Đstatistik Enstitüsü verilerine göre, 1955 yılında kadınların toplam işgücündeki oranı % 43 iken, 1960’ta % 40.3’e, 1965’te 37.9’a, 1970’te % 37.5’e, 1975’te ise % 35.2’ye, 1990’da % 34.5’e ve 2005’te % 24.8’e gerilemiştir. Bu gerilemede erkeklerin kadınlara oranla işgücüne katılımının daha yüksek düzeyde gerçekleşmesi etkili olmaktadır. 2005 yılında kadınların kentlerde toplam işgücüne oranı % 19.3 iken, kırsal yerleşmelerde % 33.7’dir.
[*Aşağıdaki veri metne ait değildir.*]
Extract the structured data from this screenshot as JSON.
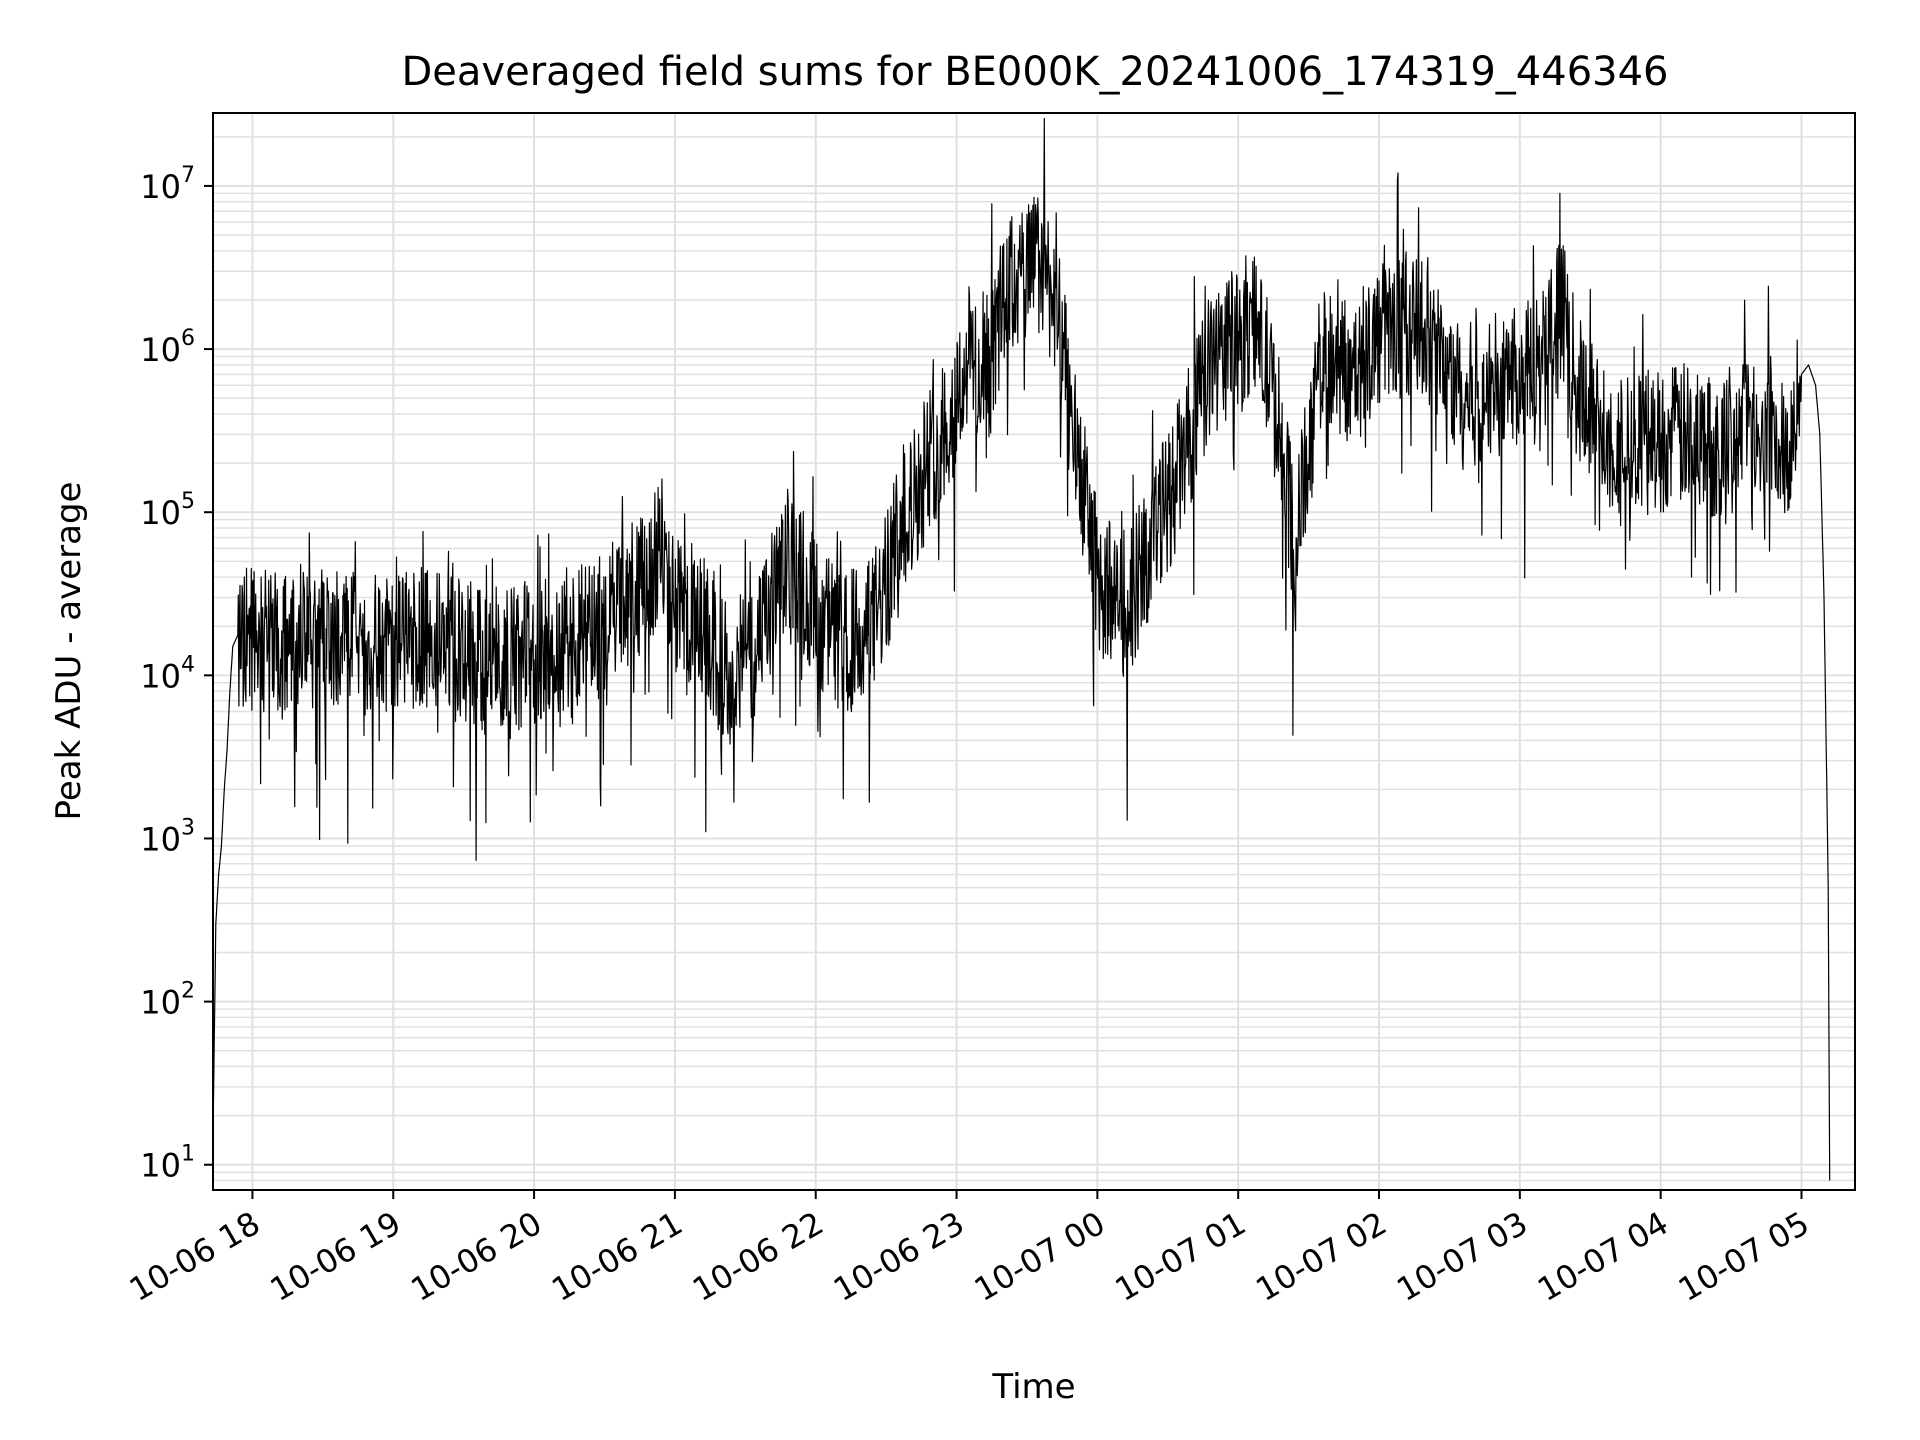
{
  "chart_data": {
    "type": "line",
    "title": "Deaveraged field sums for BE000K_20241006_174319_446346",
    "xlabel": "Time",
    "ylabel": "Peak ADU - average",
    "yscale": "log",
    "xlim_hours": [
      17.72,
      29.38
    ],
    "ylim": [
      7,
      28000000
    ],
    "grid": true,
    "line_color": "#000000",
    "grid_color": "#e0e0e0",
    "x_ticks": [
      {
        "label": "10-06 18",
        "hour": 18
      },
      {
        "label": "10-06 19",
        "hour": 19
      },
      {
        "label": "10-06 20",
        "hour": 20
      },
      {
        "label": "10-06 21",
        "hour": 21
      },
      {
        "label": "10-06 22",
        "hour": 22
      },
      {
        "label": "10-06 23",
        "hour": 23
      },
      {
        "label": "10-07 00",
        "hour": 24
      },
      {
        "label": "10-07 01",
        "hour": 25
      },
      {
        "label": "10-07 02",
        "hour": 26
      },
      {
        "label": "10-07 03",
        "hour": 27
      },
      {
        "label": "10-07 04",
        "hour": 28
      },
      {
        "label": "10-07 05",
        "hour": 29
      }
    ],
    "y_ticks": [
      {
        "base": "10",
        "exp": "1",
        "value": 10
      },
      {
        "base": "10",
        "exp": "2",
        "value": 100
      },
      {
        "base": "10",
        "exp": "3",
        "value": 1000
      },
      {
        "base": "10",
        "exp": "4",
        "value": 10000
      },
      {
        "base": "10",
        "exp": "5",
        "value": 100000
      },
      {
        "base": "10",
        "exp": "6",
        "value": 1000000
      },
      {
        "base": "10",
        "exp": "7",
        "value": 10000000
      }
    ],
    "series": [
      {
        "x_hours": [
          17.72,
          17.74,
          17.76,
          17.78,
          17.8,
          17.82,
          17.84,
          17.86,
          17.9,
          18.0,
          18.2,
          18.4,
          18.6,
          18.8,
          19.0,
          19.2,
          19.4,
          19.6,
          19.8,
          20.0,
          20.2,
          20.4,
          20.6,
          20.7,
          20.8,
          20.9,
          21.0,
          21.2,
          21.3,
          21.4,
          21.6,
          21.7,
          21.8,
          21.9,
          22.0,
          22.2,
          22.4,
          22.5,
          22.6,
          22.8,
          23.0,
          23.1,
          23.2,
          23.3,
          23.4,
          23.5,
          23.6,
          23.7,
          23.8,
          24.0,
          24.2,
          24.4,
          24.6,
          24.8,
          25.0,
          25.1,
          25.2,
          25.3,
          25.4,
          25.6,
          25.8,
          26.0,
          26.2,
          26.4,
          26.6,
          26.8,
          27.0,
          27.2,
          27.3,
          27.4,
          27.6,
          27.8,
          28.0,
          28.2,
          28.4,
          28.6,
          28.8,
          28.9,
          29.0,
          29.05,
          29.1,
          29.13,
          29.16,
          29.19,
          29.2
        ],
        "y": [
          15,
          300,
          600,
          900,
          2000,
          3500,
          8000,
          15000,
          18000,
          17000,
          15000,
          18000,
          16000,
          15000,
          14000,
          17000,
          15000,
          12000,
          13000,
          14000,
          16000,
          18000,
          25000,
          30000,
          40000,
          60000,
          30000,
          20000,
          12000,
          10000,
          15000,
          30000,
          50000,
          40000,
          25000,
          15000,
          20000,
          35000,
          80000,
          200000,
          500000,
          1000000,
          500000,
          1500000,
          2500000,
          3000000,
          3500000,
          2000000,
          500000,
          40000,
          25000,
          70000,
          200000,
          800000,
          1200000,
          1500000,
          800000,
          300000,
          60000,
          1000000,
          700000,
          1200000,
          1500000,
          1000000,
          500000,
          600000,
          700000,
          1000000,
          2000000,
          600000,
          300000,
          250000,
          280000,
          300000,
          250000,
          400000,
          300000,
          250000,
          700000,
          800000,
          600000,
          300000,
          30000,
          500,
          8
        ]
      }
    ]
  }
}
Kadınların istihdam oranı gelişmiş ülkelerde % 50’ler civarındadır.

Çağımızda da çalışan kadınların sayısındaki önemli artış göze çarpmaktadır. Kadınlar çalışmalarının sonucunda aile rollerini ve geleneksel cinsiyet rollerini yerine getirmek için büyük gayret göstermektedirler (Herde, 1995:5). Yani kadın çalışma yaşamında etkin bir rol üstlenip, fazla işgücü harcamasına rağmen, aile yaşamında da geleneksel, edilgen role girmek zorunda kalmaktadır (Terkan, 1999: 131).

Günümüzde çalışan kadınların sayısının artmasındaki en önemli nedenlerden biri ekonomik şartlardır. Ekonomik şartlar, ailelerin yaşamlarını sürdürmesinde engel teşkil etmektedir. Çoğu zaman erkeğin geliri yetersiz kalmakta, bazen de erkek işini kaybetmektedir. Kadın işgücünün daha ucuz olması ve aileye ek gelir gereksinimi kadını çalışma yaşamına sürüklemiştir. Aile geçimine tek gelir kaynağının yeterli olmayışı, kadını dışarıda ek gelir sağlayacak bir uğraş edinmeye itmektedir. Genel olarak kadınlar, aile geçimine katkı yapmak için çalışmaktadırlar (Şekerler, 2006 :105).

Sosyal bir faktör olarak eğitim seviyesinin yükselmesi de, kadının çalışma yaşamına girmesini kolaylaştırıcı bir etmendir. Eğitim aynı zamanda, kadının iş yaşamındaki başarısı ve sebatı üzerinde de önemli rol oynamaktadır. Kadının yerinin ev olduğuna ilişkin geleneksel değer yargısı ve geleneksel işbölümü, kentlerde değişime uğradığı ve teknolojik değişmeler sonucu kullanılan araçlar ev işlerini kolaylaştırdığı için, kadının çalışma yaşamına girmesi ve aile yaşamı ile iş yaşamını uyumlu bir şekilde yürütmesi eskiye oranla büyük ölçüde kolaylaşmıştır. Bunun sonucunda da temelde ekonomik nedenlerden dolayı işyerine girmekte olan kadınların, artık orada olmaktan hoşlandıkları için çalışma yaşamında kaldıkları da görülmektedir (Özdemir, 2005: 37).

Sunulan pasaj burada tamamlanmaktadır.